More than six years after the nuclear accident, evacuation orders for areas in two towns and one village in Fukushima Prefecture were lifted after midnight on March 30, allowing residents to finally return home.
The number of residents affected tops 32,000, including the population of Tomioka, where the same order is scheduled to be lifted on April 1.
That will result in the government's evacuation order issued right after the March 2011 accident at the Fukushima No. 1 nuclear power plant being lifted for almost all affected areas, apart from highly contaminated areas designated as a “difficult-to-return zone.”

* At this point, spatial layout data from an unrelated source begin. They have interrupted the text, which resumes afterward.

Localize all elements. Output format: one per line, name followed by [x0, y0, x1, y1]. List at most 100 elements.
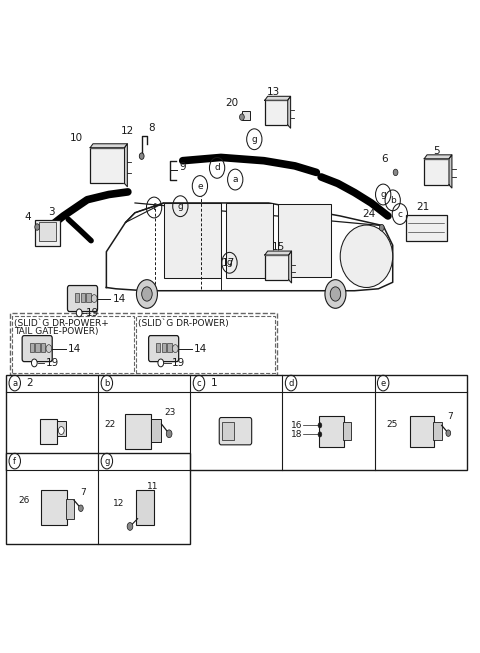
Text: 20: 20 — [226, 98, 239, 108]
Circle shape — [59, 426, 64, 434]
Circle shape — [393, 169, 398, 176]
Text: 4: 4 — [24, 212, 31, 223]
Text: d: d — [214, 163, 220, 172]
Text: 25: 25 — [386, 419, 398, 428]
FancyBboxPatch shape — [68, 285, 97, 311]
FancyBboxPatch shape — [219, 417, 252, 445]
Bar — [6, 375, 467, 470]
Text: 19: 19 — [172, 358, 185, 368]
Circle shape — [446, 430, 451, 436]
Bar — [278, 204, 331, 277]
Text: 1: 1 — [211, 378, 217, 388]
Circle shape — [240, 114, 244, 120]
FancyBboxPatch shape — [22, 336, 52, 362]
Bar — [226, 203, 274, 278]
Bar — [41, 343, 45, 352]
Bar — [30, 343, 34, 352]
Text: e: e — [381, 379, 386, 388]
Bar — [75, 293, 79, 302]
Text: 8: 8 — [148, 123, 155, 133]
Text: 14: 14 — [113, 294, 126, 304]
Polygon shape — [288, 251, 291, 283]
Bar — [265, 100, 288, 125]
Bar — [90, 148, 124, 183]
Polygon shape — [424, 155, 452, 159]
Bar — [40, 419, 57, 443]
Text: 7: 7 — [447, 412, 453, 421]
Text: a: a — [232, 175, 238, 184]
Circle shape — [78, 505, 83, 511]
Ellipse shape — [340, 225, 393, 287]
Text: g: g — [227, 259, 232, 267]
Text: 14: 14 — [68, 343, 81, 354]
Bar — [151, 419, 161, 442]
Circle shape — [76, 309, 82, 317]
Text: c: c — [197, 379, 201, 388]
Text: 7: 7 — [80, 488, 85, 497]
Text: 12: 12 — [113, 499, 124, 508]
Circle shape — [136, 279, 157, 308]
FancyBboxPatch shape — [136, 490, 155, 525]
Text: d: d — [288, 379, 294, 388]
Bar — [86, 293, 91, 302]
Circle shape — [379, 225, 384, 231]
Text: g: g — [252, 135, 257, 144]
Bar — [343, 422, 351, 440]
Bar — [81, 293, 85, 302]
Circle shape — [139, 153, 144, 159]
Text: 11: 11 — [147, 482, 158, 490]
Circle shape — [166, 430, 172, 438]
Bar — [222, 422, 234, 440]
Text: e: e — [197, 182, 203, 191]
Circle shape — [35, 224, 39, 231]
Bar — [424, 159, 449, 185]
Text: 15: 15 — [272, 242, 285, 252]
Circle shape — [32, 359, 37, 367]
Text: 9: 9 — [180, 162, 187, 172]
Text: b: b — [104, 379, 109, 388]
FancyBboxPatch shape — [409, 415, 434, 447]
Bar — [12, 316, 133, 374]
Text: (SLID`G DR-POWER+: (SLID`G DR-POWER+ — [14, 319, 108, 328]
Circle shape — [91, 295, 97, 302]
Text: (SLID`G DR-POWER): (SLID`G DR-POWER) — [138, 319, 228, 328]
Text: c: c — [397, 210, 402, 219]
Text: f: f — [13, 456, 16, 466]
Text: 17: 17 — [222, 258, 235, 268]
Bar — [265, 255, 288, 279]
Circle shape — [158, 359, 164, 367]
Bar — [66, 499, 74, 518]
Bar — [406, 215, 446, 241]
Text: 24: 24 — [362, 209, 375, 219]
Text: 26: 26 — [18, 496, 29, 505]
Bar — [38, 223, 56, 241]
Text: a: a — [12, 379, 17, 388]
Circle shape — [46, 345, 52, 353]
Text: 13: 13 — [267, 87, 280, 97]
Text: g: g — [380, 190, 386, 199]
Circle shape — [325, 279, 346, 308]
Polygon shape — [449, 155, 452, 188]
Polygon shape — [288, 97, 290, 128]
Polygon shape — [124, 144, 127, 187]
Circle shape — [318, 432, 322, 437]
Circle shape — [142, 287, 152, 301]
Text: 21: 21 — [417, 202, 430, 212]
Text: 18: 18 — [291, 430, 302, 439]
Bar — [57, 421, 66, 436]
Polygon shape — [90, 144, 127, 148]
Bar — [433, 422, 442, 440]
Text: g: g — [178, 202, 183, 211]
FancyBboxPatch shape — [41, 490, 67, 525]
Text: 6: 6 — [381, 154, 388, 164]
Text: 5: 5 — [433, 146, 440, 156]
Text: g: g — [104, 456, 109, 466]
Text: 22: 22 — [105, 419, 116, 428]
Text: 2: 2 — [27, 378, 33, 388]
Text: 16: 16 — [291, 421, 302, 430]
Text: 12: 12 — [121, 126, 134, 136]
Circle shape — [127, 522, 133, 530]
Bar — [136, 316, 276, 374]
Bar — [162, 343, 166, 352]
Bar — [242, 110, 251, 119]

However, less than 20 percent of people had returned to areas where the order had already been withdrawn earlier, and not many residents from areas close to the nuclear plants are willing to go back.
On March 31, the order for parts of Namie and Kawamata towns and Iitate village was lifted.
In the coastal Ukedo district in Namie, about seven kilometers north of the No. 1 plant, about 30 people, including Namie residents and the town mayor, gathered at a memorial for the 182 victims from the town before the dawn, hours after the lifting of the evacuation order.
Just after 5:30 a.m., they held a minute of silent prayer.
“I would like to achieve complete recovery until the ban (on the difficult-to-return zone in the town) is lifted entirely for Namie, while cooperating with the residents,” said Namie Mayor Tamotsu Baba.
In Namie, Iitate and Tomioka, the entire population had been living outside their homeland.
After the nuclear crisis unfolded, spawned by the Great East Japan Earthquake and tsunami, the government issued evacuation orders to 11 municipalities, for the total population of about 81,000.
Since then, one by one, the authority had lifted bans on areas that met certain safety criteria--estimated annual radiation doses totaling 20 millisieverts or less, and infrastructure and lifelines were reconstructed.
In Okuma and Futaba, where the Fukushima No. 1 nuclear plant is sited, the evacuation order remains in effect for all residents.
From now on, the government's priority will shift to encouraging evacuees’ return and assisting them on becoming financially independent, while withdrawing in stages their compensation and accommodation payments.
In the government’s fiscal 2017 budget, a fund of 23.6 billion yen ($212 million) was set aside for restoring the local health-care system and facilities in the area impacted by the 2011 Great East Japan earthquake and tsunami, and nuclear crisis.
Restoring the essential services for living is part of the plan to encourage evacuees to return to their homes.